5) Si auspica un’elevata qualità ecologica e una nuova sobrietà anche attraverso una normativa ambientale di qualità europea, più semplice e stabile, con procedure di autorizzazione più veloci e controlli efficaci, che incoraggi, ad esempio, la tendenza alla certificazione con etichetta ecologica dei prodotti e a quella ambientale delle imprese.
6) Le città (che sono i laboratori più capaci di contenuti innovativi) dovranno essere rilanciate come protagoniste della green economy.
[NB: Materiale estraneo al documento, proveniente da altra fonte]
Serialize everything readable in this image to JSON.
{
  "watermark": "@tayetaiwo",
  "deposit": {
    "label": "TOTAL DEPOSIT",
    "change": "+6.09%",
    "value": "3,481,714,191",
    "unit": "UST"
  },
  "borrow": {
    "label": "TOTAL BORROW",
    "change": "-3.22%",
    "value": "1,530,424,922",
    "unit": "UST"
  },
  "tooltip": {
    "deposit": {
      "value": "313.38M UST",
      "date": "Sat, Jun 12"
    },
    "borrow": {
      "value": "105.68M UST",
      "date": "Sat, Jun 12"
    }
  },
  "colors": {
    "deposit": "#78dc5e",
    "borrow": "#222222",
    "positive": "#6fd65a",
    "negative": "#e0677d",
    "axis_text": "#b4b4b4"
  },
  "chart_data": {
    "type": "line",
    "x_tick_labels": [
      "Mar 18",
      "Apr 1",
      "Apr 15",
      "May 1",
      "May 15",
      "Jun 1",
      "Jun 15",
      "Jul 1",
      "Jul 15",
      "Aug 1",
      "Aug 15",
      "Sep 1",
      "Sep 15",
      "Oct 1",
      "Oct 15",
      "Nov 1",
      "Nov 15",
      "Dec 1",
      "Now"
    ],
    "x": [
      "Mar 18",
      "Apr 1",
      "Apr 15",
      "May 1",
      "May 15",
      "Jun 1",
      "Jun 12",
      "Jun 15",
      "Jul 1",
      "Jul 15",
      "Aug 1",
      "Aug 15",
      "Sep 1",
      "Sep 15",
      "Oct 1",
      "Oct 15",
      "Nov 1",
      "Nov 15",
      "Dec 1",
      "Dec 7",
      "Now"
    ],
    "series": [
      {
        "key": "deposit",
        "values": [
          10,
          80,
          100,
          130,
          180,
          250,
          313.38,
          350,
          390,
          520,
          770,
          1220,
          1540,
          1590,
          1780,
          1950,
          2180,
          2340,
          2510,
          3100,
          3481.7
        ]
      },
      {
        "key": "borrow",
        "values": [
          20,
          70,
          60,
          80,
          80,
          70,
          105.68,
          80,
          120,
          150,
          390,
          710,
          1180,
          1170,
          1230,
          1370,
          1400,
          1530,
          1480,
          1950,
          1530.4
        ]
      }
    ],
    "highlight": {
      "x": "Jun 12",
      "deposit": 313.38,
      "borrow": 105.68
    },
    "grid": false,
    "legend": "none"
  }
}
7) Le imprese del settore green propongono di individuare un percorso condiviso e di sviluppo, anche in vista del risanamento del debito pubblico.

I contenuti innovativi
Il documento, secondo la Fondazione per lo Sviluppo Sostenibile, prevede due importanti novità: la prima è la proposta unitaria, di tipo generale e articolata per obiettivi, degli esponenti delle più importanti organizzazioni italiane di imprese della green economy, insieme a esponenti di importanti aziende, per affrontare la crisi italiana. La seconda è la richiesta avanzata dal mondo delle imprese, per la prima volta in modo netto e rappresentativo, di affrontare la crisi economica e sociale insieme a quella ecologica, riqualificando lo sviluppo nella direzione di una green economy perché l’innovazione e la conversione ecologica possano dare un grande contributo ad un progetto condiviso di cambiamento non solo per tutelare l’ambiente, ma per produrre occupazione, rivitalizzare l’economia e creare nuove opportunità occupazionali.